Vendo seu lateral exposto, Autuori resolveu voltar à fórmula Cuca do 4-2-3-1 no intervalo, tirando Guilherme, voltando com Ronaldinho para o centro e mandando Fernandinho para o jogo, caindo pela esquerda. Dessa vez, Jô não tinha mais que marcar por ali, pois a responsabilidade de marcação passou a ser de Fernandinho. Foi uma boa mexida, que em teoria daria mais ofensividade e velocidade, e ao mesmo tempo impediria a liberdade de Ceará pela direita.

Porém, só a segunda funcionou. Fernandinho mal tocou na bola, encaixotado na marcação de Ceará — que desta vez de fato ficou apenas marcando o lado esquerdo atleticano. Assim, a partida seguiu na mesma toada, mas com o Cruzeiro com menos espaços para jogar. Mesmo assim teve chances, com Éverton Ribeiro, em finalização de fora e com Ricardo Goulart, e lindo corta-luz de Éverton Ribeiro.
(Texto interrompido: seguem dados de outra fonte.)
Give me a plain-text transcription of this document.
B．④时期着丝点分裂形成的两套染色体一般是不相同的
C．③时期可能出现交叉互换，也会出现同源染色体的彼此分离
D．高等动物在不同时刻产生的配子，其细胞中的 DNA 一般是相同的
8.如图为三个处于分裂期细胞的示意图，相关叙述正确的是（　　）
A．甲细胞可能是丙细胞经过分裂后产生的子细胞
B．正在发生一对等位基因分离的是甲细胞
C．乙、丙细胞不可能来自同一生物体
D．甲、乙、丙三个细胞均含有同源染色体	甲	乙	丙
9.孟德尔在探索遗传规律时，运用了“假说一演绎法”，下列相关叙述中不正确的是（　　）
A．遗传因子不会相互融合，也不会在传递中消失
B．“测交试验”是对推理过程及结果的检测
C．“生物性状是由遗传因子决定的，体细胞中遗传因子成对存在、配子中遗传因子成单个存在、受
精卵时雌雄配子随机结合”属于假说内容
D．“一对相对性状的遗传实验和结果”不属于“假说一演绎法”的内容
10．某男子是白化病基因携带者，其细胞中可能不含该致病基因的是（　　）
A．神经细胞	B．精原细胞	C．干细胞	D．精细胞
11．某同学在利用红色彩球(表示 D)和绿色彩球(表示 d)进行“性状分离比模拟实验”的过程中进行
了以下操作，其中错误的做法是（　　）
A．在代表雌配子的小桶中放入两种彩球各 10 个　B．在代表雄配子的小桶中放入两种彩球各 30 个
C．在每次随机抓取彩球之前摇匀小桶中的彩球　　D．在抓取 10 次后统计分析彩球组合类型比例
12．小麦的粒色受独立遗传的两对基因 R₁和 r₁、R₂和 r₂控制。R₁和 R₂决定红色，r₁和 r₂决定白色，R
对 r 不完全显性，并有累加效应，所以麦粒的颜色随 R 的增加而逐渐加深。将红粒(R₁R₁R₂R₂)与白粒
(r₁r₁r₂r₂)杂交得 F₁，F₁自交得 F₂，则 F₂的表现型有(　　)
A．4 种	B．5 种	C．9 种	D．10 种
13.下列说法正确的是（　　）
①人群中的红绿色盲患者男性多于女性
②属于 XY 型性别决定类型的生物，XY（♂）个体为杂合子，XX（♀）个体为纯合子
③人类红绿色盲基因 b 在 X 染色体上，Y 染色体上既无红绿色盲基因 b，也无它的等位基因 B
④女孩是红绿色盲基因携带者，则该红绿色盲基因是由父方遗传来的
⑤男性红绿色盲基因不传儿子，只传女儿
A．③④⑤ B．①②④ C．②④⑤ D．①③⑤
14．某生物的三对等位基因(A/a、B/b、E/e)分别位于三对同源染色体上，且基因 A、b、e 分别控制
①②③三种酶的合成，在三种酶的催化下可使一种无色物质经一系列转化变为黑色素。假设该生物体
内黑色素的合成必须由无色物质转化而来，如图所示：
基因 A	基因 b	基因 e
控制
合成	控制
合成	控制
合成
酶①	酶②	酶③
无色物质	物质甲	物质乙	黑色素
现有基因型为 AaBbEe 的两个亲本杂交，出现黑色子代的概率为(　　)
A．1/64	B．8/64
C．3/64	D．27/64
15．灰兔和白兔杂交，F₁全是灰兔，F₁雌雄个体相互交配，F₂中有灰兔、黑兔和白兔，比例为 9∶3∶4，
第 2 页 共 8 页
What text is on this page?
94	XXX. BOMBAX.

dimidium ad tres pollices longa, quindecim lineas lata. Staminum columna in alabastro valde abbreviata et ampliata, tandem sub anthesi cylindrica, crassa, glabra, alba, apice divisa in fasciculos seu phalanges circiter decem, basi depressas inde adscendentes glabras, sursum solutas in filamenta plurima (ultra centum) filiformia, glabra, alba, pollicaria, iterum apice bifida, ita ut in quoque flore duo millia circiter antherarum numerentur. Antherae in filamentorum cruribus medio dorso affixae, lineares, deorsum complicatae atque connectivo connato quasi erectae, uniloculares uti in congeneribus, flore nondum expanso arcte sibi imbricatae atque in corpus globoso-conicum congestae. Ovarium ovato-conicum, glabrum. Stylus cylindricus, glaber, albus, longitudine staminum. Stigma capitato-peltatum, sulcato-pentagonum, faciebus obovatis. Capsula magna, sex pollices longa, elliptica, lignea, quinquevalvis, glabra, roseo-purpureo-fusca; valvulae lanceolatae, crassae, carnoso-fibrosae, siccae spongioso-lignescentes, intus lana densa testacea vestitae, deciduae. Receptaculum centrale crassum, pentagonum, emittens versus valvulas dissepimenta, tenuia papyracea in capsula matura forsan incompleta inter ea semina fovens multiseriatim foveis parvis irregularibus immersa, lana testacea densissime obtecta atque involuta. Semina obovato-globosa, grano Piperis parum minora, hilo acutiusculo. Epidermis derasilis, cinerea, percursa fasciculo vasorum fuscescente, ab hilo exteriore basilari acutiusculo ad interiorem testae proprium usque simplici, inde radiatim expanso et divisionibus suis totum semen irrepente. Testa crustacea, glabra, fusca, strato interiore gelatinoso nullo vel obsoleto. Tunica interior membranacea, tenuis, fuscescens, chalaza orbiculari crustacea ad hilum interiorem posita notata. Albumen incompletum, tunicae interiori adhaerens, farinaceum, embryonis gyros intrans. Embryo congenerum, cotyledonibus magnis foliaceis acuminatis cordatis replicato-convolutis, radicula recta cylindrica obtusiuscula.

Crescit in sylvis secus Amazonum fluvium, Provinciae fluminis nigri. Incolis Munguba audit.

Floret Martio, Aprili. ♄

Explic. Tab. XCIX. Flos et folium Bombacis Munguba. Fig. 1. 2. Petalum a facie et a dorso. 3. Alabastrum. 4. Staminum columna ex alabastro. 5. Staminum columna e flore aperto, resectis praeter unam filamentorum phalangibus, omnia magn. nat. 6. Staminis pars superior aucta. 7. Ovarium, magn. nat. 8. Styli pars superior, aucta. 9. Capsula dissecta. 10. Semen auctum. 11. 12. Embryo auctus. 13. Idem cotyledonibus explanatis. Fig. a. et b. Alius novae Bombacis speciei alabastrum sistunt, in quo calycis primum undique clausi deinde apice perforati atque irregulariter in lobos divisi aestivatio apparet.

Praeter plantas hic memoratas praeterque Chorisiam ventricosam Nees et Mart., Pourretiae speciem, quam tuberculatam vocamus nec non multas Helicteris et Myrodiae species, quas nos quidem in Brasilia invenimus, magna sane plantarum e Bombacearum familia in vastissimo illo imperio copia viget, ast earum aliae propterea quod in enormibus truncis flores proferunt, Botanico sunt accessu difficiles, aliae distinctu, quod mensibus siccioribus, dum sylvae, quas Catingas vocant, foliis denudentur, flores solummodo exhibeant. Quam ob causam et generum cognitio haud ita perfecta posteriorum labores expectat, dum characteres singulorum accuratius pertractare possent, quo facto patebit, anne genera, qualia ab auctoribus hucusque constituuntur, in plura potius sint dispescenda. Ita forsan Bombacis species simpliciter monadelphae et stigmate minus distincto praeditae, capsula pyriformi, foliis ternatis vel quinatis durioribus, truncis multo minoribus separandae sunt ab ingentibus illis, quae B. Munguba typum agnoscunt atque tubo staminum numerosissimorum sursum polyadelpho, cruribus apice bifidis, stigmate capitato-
Nesse panorama, ou o jogo terminava em branco ou o Cruzeiro venceria. Aos 27, Autuori arriscou tudo, queimando as duas últimas trocas. Pierre por Claudinei era uma troca direta de volantes, também porque o primeiro já tinha amarelo. Mas Michel por Neto Berola mudava a cara do time: o Atlético ficou sem lateral direito, Berola foi para sua posição habitual de ponta direita, Tardelli e Ronaldinho ficaram pelo meio. Como Claudinei não foi ser lateral direito, o time ficou num sistema diferente, com linha de três e Leonardo Silva fazendo as vezes de lateral, dois volantes, dois meias e três atacantes. Algo como um 3-4-3 com meio-campo quadrado.

Quase no minuto seguinte, Marcelo respondeu com Souza na vaga de Dagoberto. O objetivo era não perder o meio-campo, mas surpreendentemente, Souza foi jogar aberto pela direita, com Éverton Ribeiro invertendo de lado. A substituição que parecia defensiva era na verdade muito ofensiva: Marcelo queria que Éverton explorasse o lado fraco da defesa atleticana. Foi um movimento excelente do treinador, que com uma única troca equilibrou as duas do treinador adversário, e ainda tinha mais duas pra fazer.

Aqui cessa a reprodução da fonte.